8Department of Gastroenterology and Hepatology, Prevention and Familial Cancer Service, Meir Medical Cancer Center, Kfar Saba, Israel

Correspondence: Patrick M. Lynch, Department of Gastroenterology, Hepatology and Nutrition 436, The University of Texas M.D. Anderson Cancer Center, P.O. Box 301402, Houston, Texas 77230-1402, USA. E-mail: [email protected]

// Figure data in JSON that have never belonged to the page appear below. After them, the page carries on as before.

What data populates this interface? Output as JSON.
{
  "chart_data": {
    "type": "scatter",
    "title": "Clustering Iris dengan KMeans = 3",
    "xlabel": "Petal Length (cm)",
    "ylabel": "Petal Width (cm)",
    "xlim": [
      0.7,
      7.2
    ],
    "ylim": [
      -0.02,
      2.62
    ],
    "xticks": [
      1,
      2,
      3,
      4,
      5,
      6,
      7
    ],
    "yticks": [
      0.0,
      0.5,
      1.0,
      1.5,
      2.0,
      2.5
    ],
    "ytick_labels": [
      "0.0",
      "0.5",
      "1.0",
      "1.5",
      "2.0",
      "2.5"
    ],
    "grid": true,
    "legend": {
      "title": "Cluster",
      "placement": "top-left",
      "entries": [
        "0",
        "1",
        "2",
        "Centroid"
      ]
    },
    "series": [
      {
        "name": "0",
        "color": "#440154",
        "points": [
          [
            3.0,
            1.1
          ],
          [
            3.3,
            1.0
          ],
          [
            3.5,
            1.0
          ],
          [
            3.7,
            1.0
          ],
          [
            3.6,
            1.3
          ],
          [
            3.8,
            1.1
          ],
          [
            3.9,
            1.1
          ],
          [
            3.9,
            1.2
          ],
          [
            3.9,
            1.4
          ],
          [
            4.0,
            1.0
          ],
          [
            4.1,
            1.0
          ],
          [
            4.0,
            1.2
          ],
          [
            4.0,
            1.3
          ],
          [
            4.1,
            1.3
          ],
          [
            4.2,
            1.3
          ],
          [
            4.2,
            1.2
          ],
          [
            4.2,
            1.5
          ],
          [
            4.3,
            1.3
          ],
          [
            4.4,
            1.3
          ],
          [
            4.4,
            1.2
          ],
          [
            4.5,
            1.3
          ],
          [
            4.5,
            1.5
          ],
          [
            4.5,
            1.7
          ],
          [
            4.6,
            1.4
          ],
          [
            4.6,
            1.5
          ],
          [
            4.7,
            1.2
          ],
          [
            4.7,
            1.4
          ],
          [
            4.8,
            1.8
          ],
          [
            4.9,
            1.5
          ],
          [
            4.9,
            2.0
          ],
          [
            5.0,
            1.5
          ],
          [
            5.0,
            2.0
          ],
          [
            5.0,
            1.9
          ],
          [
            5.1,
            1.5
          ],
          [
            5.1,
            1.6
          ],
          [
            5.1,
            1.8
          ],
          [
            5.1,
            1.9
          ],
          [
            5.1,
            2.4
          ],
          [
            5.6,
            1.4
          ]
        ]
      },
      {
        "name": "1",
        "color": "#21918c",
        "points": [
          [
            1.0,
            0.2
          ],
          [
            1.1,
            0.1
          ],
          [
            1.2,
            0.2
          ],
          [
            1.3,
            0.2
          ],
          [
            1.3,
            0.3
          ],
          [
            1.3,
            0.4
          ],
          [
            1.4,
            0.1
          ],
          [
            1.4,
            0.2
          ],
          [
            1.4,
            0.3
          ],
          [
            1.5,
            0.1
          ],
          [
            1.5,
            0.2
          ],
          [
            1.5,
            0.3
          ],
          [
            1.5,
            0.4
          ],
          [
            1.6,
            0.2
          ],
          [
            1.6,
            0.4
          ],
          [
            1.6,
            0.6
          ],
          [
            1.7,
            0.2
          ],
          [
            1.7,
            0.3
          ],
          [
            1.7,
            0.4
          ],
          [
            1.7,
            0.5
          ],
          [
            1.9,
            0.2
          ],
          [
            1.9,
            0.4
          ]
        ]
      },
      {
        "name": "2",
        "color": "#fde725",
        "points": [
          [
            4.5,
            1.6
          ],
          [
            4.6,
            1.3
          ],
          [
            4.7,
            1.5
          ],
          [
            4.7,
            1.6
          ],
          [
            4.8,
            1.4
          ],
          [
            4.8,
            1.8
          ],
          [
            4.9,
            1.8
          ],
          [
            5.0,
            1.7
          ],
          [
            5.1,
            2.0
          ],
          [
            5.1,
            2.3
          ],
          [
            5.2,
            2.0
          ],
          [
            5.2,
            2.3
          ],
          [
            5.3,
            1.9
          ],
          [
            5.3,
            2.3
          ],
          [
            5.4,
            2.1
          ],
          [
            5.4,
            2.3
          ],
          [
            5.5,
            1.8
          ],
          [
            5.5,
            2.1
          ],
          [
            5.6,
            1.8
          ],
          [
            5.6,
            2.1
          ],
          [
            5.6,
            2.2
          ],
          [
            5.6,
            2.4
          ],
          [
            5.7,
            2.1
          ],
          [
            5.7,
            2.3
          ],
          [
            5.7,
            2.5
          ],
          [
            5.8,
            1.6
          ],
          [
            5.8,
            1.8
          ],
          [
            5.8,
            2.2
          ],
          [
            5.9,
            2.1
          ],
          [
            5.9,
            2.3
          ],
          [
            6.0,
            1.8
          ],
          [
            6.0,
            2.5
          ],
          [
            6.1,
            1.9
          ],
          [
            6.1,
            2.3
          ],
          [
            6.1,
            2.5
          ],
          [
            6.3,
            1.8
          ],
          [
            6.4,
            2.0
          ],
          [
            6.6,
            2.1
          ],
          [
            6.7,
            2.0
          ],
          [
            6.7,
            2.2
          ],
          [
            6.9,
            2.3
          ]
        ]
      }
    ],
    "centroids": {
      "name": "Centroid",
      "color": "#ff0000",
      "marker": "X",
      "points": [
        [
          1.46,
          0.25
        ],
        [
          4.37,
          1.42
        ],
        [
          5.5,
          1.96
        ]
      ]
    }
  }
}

published online 16 March 2010

Received 31 July 2009; accepted 2 December 2009

Abstract

OBJECTIVES:

Celecoxib is approved as an adjunctive chemopreventive agent in adults with familial adenomatous polyposis (FAP). Its safety and efficacy for colorectal polyps in children is unknown. We evaluated the short-term (3 months) safety and preliminary efficacy of celecoxib in children with FAP.

METHODS:

This was a phase I, dose-escalation trial, with three successive cohorts of six children. Children of ages 10–14 years with APC gene mutations and/or adenomas with a family history of FAP were studied at M.D. Anderson Cancer Center and the Cleveland Clinic. Colonoscopy was performed at baseline and month 3. Random assignment was in a 2:1 generic:placebo ratio, escalating from cohort 1 (4 mg/kg/day) to cohort 2 (8 mg/kg/day) to cohort 3 (16 mg/kg/day). Adherence and adverse event (AE) monitoring was conducted at 2-week intervals during drug administration. Safety profile, difference in number, and percent change in colorectal polyps were compared among the four treatments (placebo and the three dose-escalation groups).

RESULTS:

Eighteen subjects completed drug dosing and both colonoscopies. Median age was 12.3 years (56% female). No clinically meaningful differences in AEs were seen between placebo subjects and subjects at any of the three celecoxib doses. Median polyp count at baseline was 31. There was a 39.1% increase in the number of polyps in placebo subjects at month 3, whereas in the highest dose celecoxib group, 16 mg/kg/day, a 44.2% reduction was seen ( P =0.01).

CONCLUSIONS:

Celecoxib at a dose of 16 mg/kg/day, corresponding to the adult dose of 400 mg BID, is safe, well tolerated, and significantly reduced the number of colorectal polyps in children with FAP.